I wonder if you’ve ever met someone with the same name as you, or bar one letter? I have, but only this one time, and it was a funny experience. I’d had a few years to get used to seeing Coldplay’s bass player Guy Berryman’s name whenever I read about the band, but he had no idea about me. When we met for the first time and I introduced myself, he was totally gobsmacked. The band loved it and Chris Martin insisted on getting both of us to re-introduce ourselves over and over again. It was a good laugh and a great icebreaker.
Once things calmed down, we got talking about the band and their music. They had just completed the X&Y album and I was curious about the studio recording process—at what point do you stop and say the record is done? To quote George Lucas, “A movie is never finished, only abandoned”.
Coldplay agreed, and said if you keep on tinkering in the studio you’ll never release the music. They acknowledged an album is a snapshot of a band’s life, so the recording process must not drag on; and a band is only as good as their last album, so you must keep moving forward. All four members remarked that suddenly there’s a moment in the studio when they are desperate to go out and play the songs live, and this is the moment when the recording is done.
Do they think about the audience while recording? Martin compared creating an album to building a house. With all the members inside looking out, it feels and looks good, but they have no idea how other people see it.
Well, millions around the world have liked what they have seen (or listened to) because Coldplay, now one of the most successful bands on the planet, have mastered the business of music. In doing so, they’ve followed in the footsteps of The Rolling Stones and U2, who became brands in their own right.

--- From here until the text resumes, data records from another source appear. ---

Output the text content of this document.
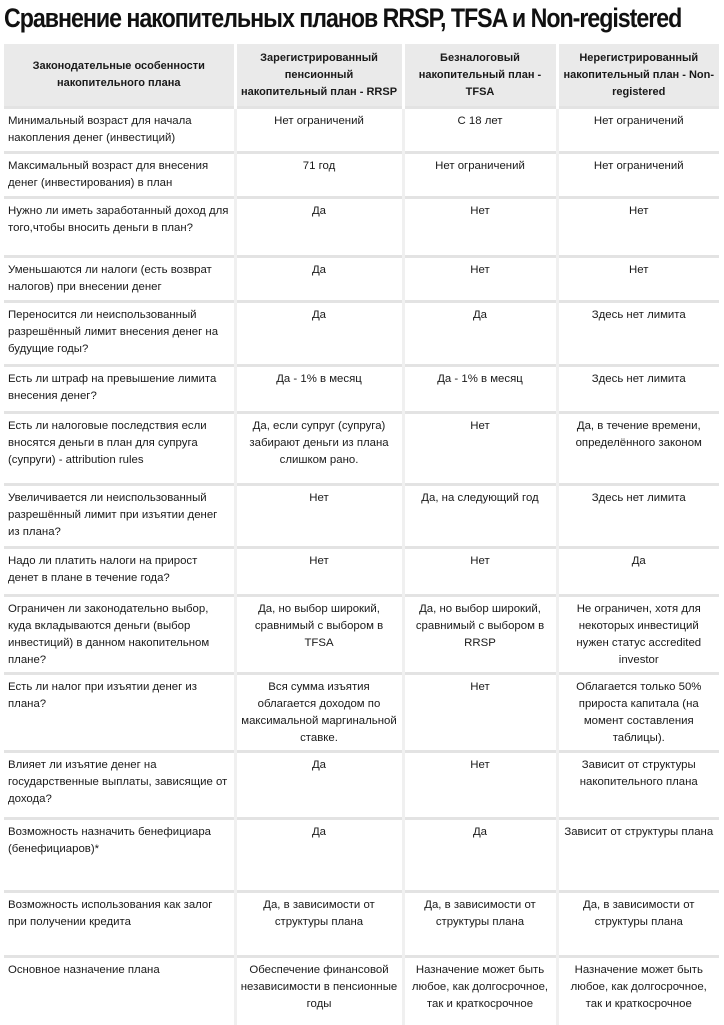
Сравнение накопительных планов RRSP, TFSA и Non-registered
Законодательные особенности накопительного плана	Зарегистрированный пенсионный накопительный план - RRSP	Безналоговый накопительный план - TFSA	Нерегистрированный накопительный план - Non-registered
Минимальный возраст для начала накопления денег (инвестиций)	Нет ограничений	С 18 лет	Нет ограничений
Максимальный возраст для внесения денег (инвестирования) в план	71 год	Нет ограничений	Нет ограничений
Нужно ли иметь заработанный доход для того,чтобы вносить деньги в план?	Да	Нет	Нет
Уменьшаются ли налоги (есть возврат налогов) при внесении денег	Да	Нет	Нет
Переносится ли неиспользованный разрешённый лимит внесения денег на будущие годы?	Да	Да	Здесь нет лимита
Есть ли штраф на превышение лимита внесения денег?	Да - 1% в месяц	Да - 1% в месяц	Здесь нет лимита
Есть ли налоговые последствия если вносятся деньги в план для супруга (супруги) - attribution rules	Да, если супруг (супруга) забирают деньги из плана слишком рано.	Нет	Да, в течение времени, определённого законом
Увеличивается ли неиспользованный разрешённый лимит при изъятии денег из плана?	Нет	Да, на следующий год	Здесь нет лимита
Надо ли платить налоги на прирост денет в плане в течение года?	Нет	Нет	Да
Ограничен ли законодательно выбор, куда вкладываются деньги (выбор инвестиций) в данном накопительном плане?	Да, но выбор широкий, сравнимый с выбором в TFSA	Да, но выбор широкий, сравнимый с выбором в RRSP	Не ограничен, хотя для некоторых инвестиций нужен статус accredited investor
Есть ли налог при изъятии денег из плана?	Вся сумма изъятия облагается доходом по максимальной маргинальной ставке.	Нет	Облагается только 50% прироста капитала (на момент составления таблицы).
Влияет ли изъятие денег на государственные выплаты, зависящие от дохода?	Да	Нет	Зависит от структуры накопительного плана
Возможность назначить бенефициара (бенефициаров)*	Да	Да	Зависит от структуры плана
Возможность использования как залог при получении кредита	Да, в зависимости от структуры плана	Да, в зависимости от структуры плана	Да, в зависимости от структуры плана
Основное назначение плана	Обеспечение финансовой независимости в пенсионные годы	Назначение может быть любое, как долгосрочное, так и краткосрочное	Назначение может быть любое, как долгосрочное, так и краткосрочное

But were they always ambitious and in possession of a master plan?
Buckland and Martin, when they first met in 1996 at University College London, thought just getting a record deal was the “promised land”—they had no idea one day they would play a stadium in Japan. Fast forward to 2017, and their upcoming stop at Tokyo Dome will have followed massive gigs around the world. In 2016, these included career highlights for the band, such as headlining Glastonbury Festival and performing at the halftime show of the American Super Bowl.
When I first interviewed Coldplay, we talked about the melancholy feeling in their songs, which always build to a euphoric high. Interestingly, they talked about the difficulties of being in a band and the power of group dynamics. If they are too polite to each other, the music ends up sounding soulless—just like a bunch of session musicians going about their business. But when they go through incredible downs, uncomfortable silences, argue over tense dinners and then jam, the sound becomes harder, more real emotionally and ends on a high. They said that no matter what happens between the four of them, they always “kiss and make up” and find an “up to end on”.

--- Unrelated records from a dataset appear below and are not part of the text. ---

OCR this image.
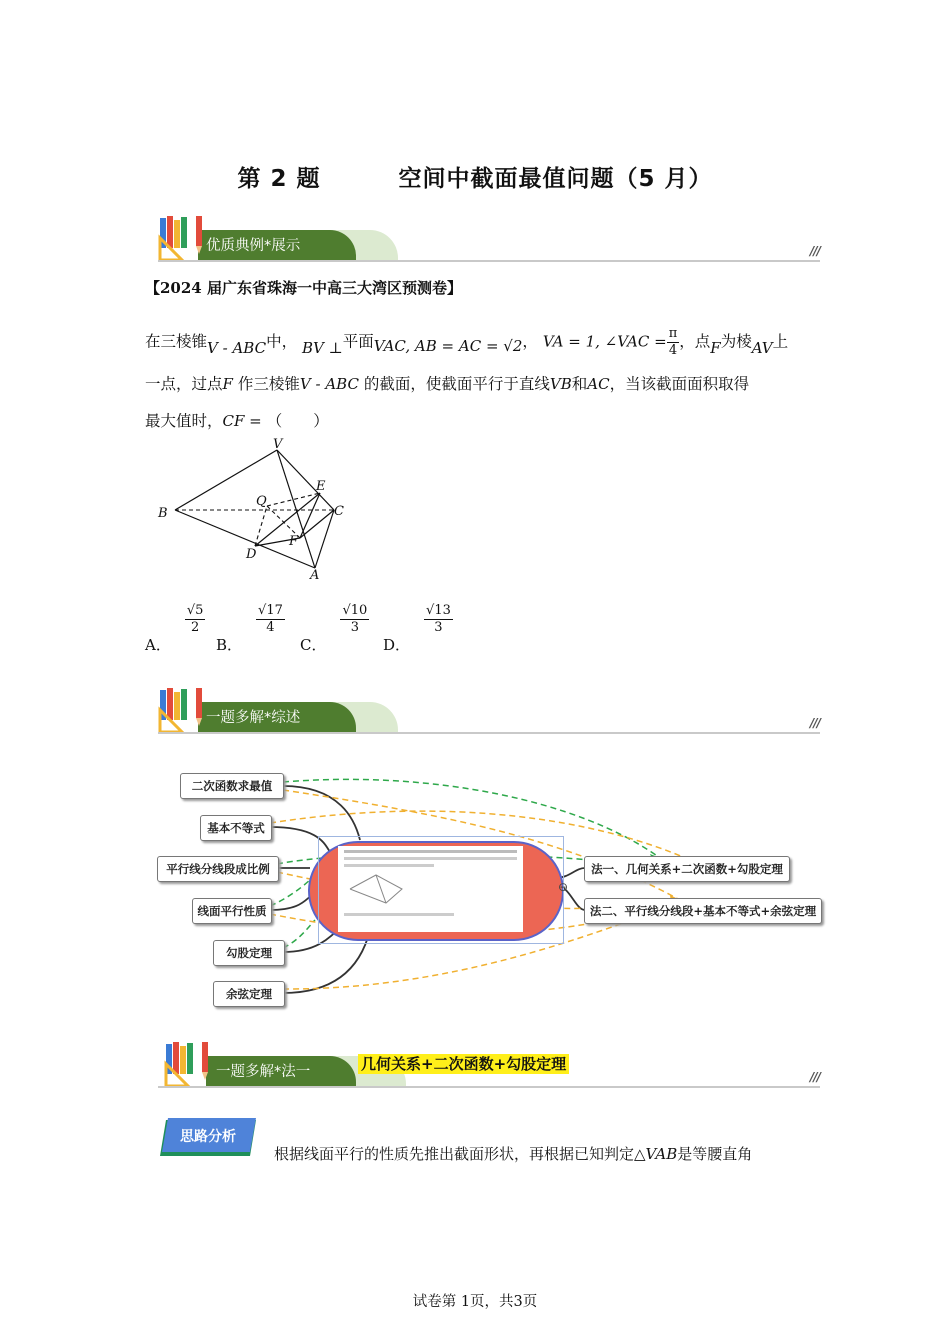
第 2 题	空间中截面最值问题（5 月）
优质典例*展示	///
【2024 届广东省珠海一中高三大湾区预测卷】
在三棱锥V - ABC中， BV ⊥平面VAC, AB = AC = √2， VA = 1, ∠VAC = $\frac{\pi}{4}$ ，点F为棱AV上
一点，过点F 作三棱锥V - ABC 的截面，使截面平行于直线VB和AC，当该截面面积取得
最大值时，CF = （　　）
V
E
Q
C
B
F
D
A
A．
$\frac{√5}{2}$
B．
$\frac{√17}{4}$
C．
$\frac{√10}{3}$
D．
$\frac{√13}{3}$
一题多解*综述	///
⊖
二次函数求最值
基本不等式
平行线分线段成比例
线面平行性质
勾股定理
余弦定理
法一、几何关系+二次函数+勾股定理
法二、平行线分线段+基本不等式+余弦定理
一题多解*法一	几何关系+二次函数+勾股定理
///
思路分析
根据线面平行的性质先推出截面形状，再根据已知判定△VAB是等腰直角
试卷第 1页，共3页
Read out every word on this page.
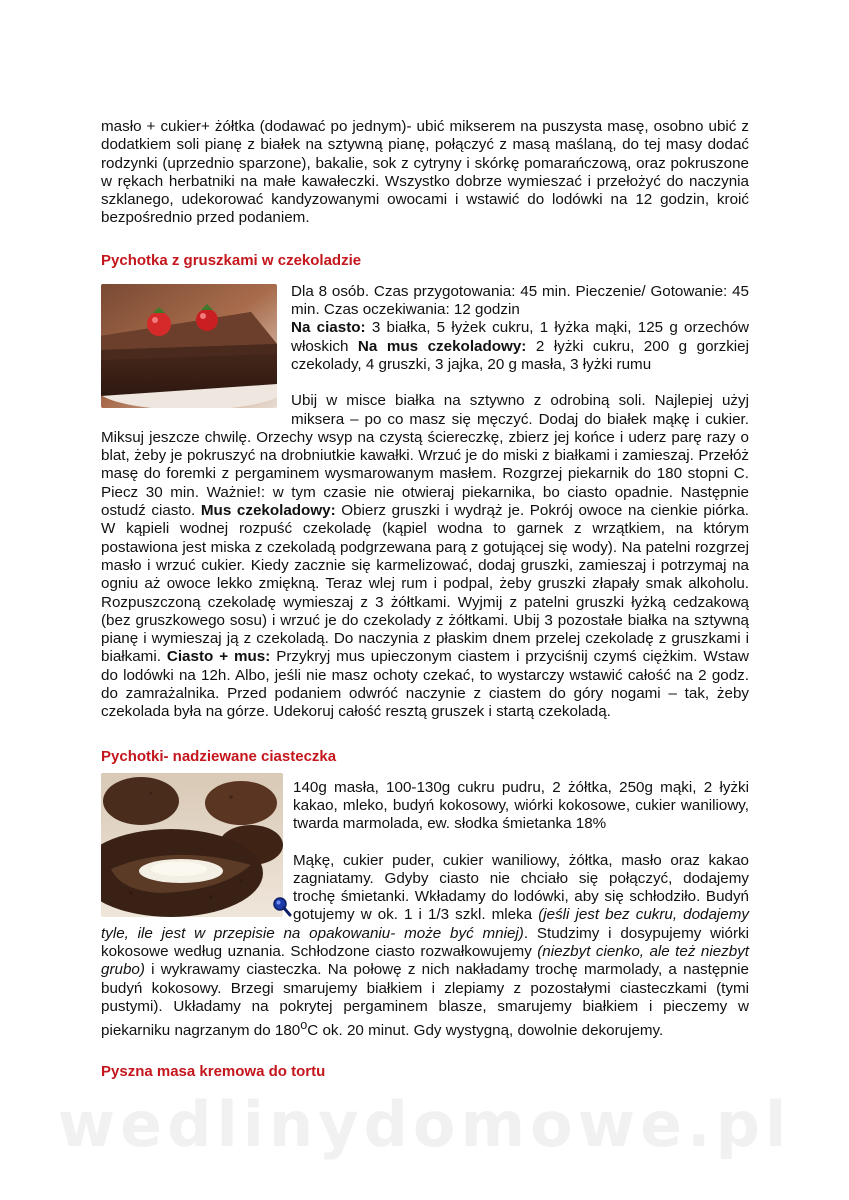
masło + cukier+ żółtka (dodawać po jednym)- ubić mikserem na puszysta masę, osobno ubić z dodatkiem soli pianę z białek na sztywną pianę, połączyć z masą maślaną, do tej masy dodać rodzynki (uprzednio sparzone), bakalie, sok z cytryny i skórkę pomarańczową, oraz pokruszone w rękach herbatniki na małe kawałeczki. Wszystko dobrze wymieszać i przełożyć do naczynia szklanego, udekorować kandyzowanymi owocami i wstawić do lodówki na 12 godzin, kroić bezpośrednio przed podaniem.

Pychotka z gruszkami w czekoladzie

Dla 8 osób. Czas przygotowania: 45 min. Pieczenie/ Gotowanie: 45 min. Czas oczekiwania: 12 godzin

Na ciasto: 3 białka, 5 łyżek cukru, 1 łyżka mąki, 125 g orzechów włoskich Na mus czekoladowy: 2 łyżki cukru, 200 g gorzkiej czekolady, 4 gruszki, 3 jajka, 20 g masła, 3 łyżki rumu

Ubij w misce białka na sztywno z odrobiną soli. Najlepiej użyj miksera – po co masz się męczyć. Dodaj do białek mąkę i cukier. Miksuj jeszcze chwilę. Orzechy wsyp na czystą ściereczkę, zbierz jej końce i uderz parę razy o blat, żeby je pokruszyć na drobniutkie kawałki. Wrzuć je do miski z białkami i zamieszaj. Przełóż masę do foremki z pergaminem wysmarowanym masłem. Rozgrzej piekarnik do 180 stopni C. Piecz 30 min. Ważnie!: w tym czasie nie otwieraj piekarnika, bo ciasto opadnie. Następnie ostudź ciasto. Mus czekoladowy: Obierz gruszki i wydrąż je. Pokrój owoce na cienkie piórka. W kąpieli wodnej rozpuść czekoladę (kąpiel wodna to garnek z wrzątkiem, na którym postawiona jest miska z czekoladą podgrzewana parą z gotującej się wody). Na patelni rozgrzej masło i wrzuć cukier. Kiedy zacznie się karmelizować, dodaj gruszki, zamieszaj i potrzymaj na ogniu aż owoce lekko zmiękną. Teraz wlej rum i podpal, żeby gruszki złapały smak alkoholu. Rozpuszczoną czekoladę wymieszaj z 3 żółtkami. Wyjmij z patelni gruszki łyżką cedzakową (bez gruszkowego sosu) i wrzuć je do czekolady z żółtkami. Ubij 3 pozostałe białka na sztywną pianę i wymieszaj ją z czekoladą. Do naczynia z płaskim dnem przelej czekoladę z gruszkami i białkami. Ciasto + mus: Przykryj mus upieczonym ciastem i przyciśnij czymś ciężkim. Wstaw do lodówki na 12h. Albo, jeśli nie masz ochoty czekać, to wystarczy wstawić całość na 2 godz. do zamrażalnika. Przed podaniem odwróć naczynie z ciastem do góry nogami – tak, żeby czekolada była na górze. Udekoruj całość resztą gruszek i startą czekoladą.

Pychotki- nadziewane ciasteczka

140g masła, 100-130g cukru pudru, 2 żółtka, 250g mąki, 2 łyżki kakao, mleko, budyń kokosowy, wiórki kokosowe, cukier waniliowy, twarda marmolada, ew. słodka śmietanka 18%

Mąkę, cukier puder, cukier waniliowy, żółtka, masło oraz kakao zagniatamy. Gdyby ciasto nie chciało się połączyć, dodajemy trochę śmietanki. Wkładamy do lodówki, aby się schłodziło. Budyń gotujemy w ok. 1 i 1/3 szkl. mleka (jeśli jest bez cukru, dodajemy tyle, ile jest w przepisie na opakowaniu- może być mniej). Studzimy i dosypujemy wiórki kokosowe według uznania. Schłodzone ciasto rozwałkowujemy (niezbyt cienko, ale też niezbyt grubo) i wykrawamy ciasteczka. Na połowę z nich nakładamy trochę marmolady, a następnie budyń kokosowy. Brzegi smarujemy białkiem i zlepiamy z pozostałymi ciasteczkami (tymi pustymi). Układamy na pokrytej pergaminem blasze, smarujemy białkiem i pieczemy w piekarniku nagrzanym do 180$^o$C ok. 20 minut. Gdy wystygną, dowolnie dekorujemy.

Pyszna masa kremowa do tortu
wedlinydomowe.pl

Today, Coldplay spend much less time together, as family commitments and living in different countries affect the way they interact and create. With no line-up change in their 21-year run, Buckland said the secret to that success is appreciating each other. All four bring something to the group the others can’t so, together, they are better than they would be individually. He said, laughing, that he respects the others and hopes they respect him. But I noticed a little seriousness, or even a hint of uncertainty, in that comment. And maybe therein lies the key to Coldplay’s success—a need to be liked and respected. And a need to stay together.
Experience, maturity and challenges bring changes to your perception of life, and Buckland said now more than ever what he enjoys most about his role in Coldplay is performing live, where he can lose himself and just play. And when asked about the power of music in difficult times, he said, “A good song can always make you feel a bit better—even if it’s only for five minutes”.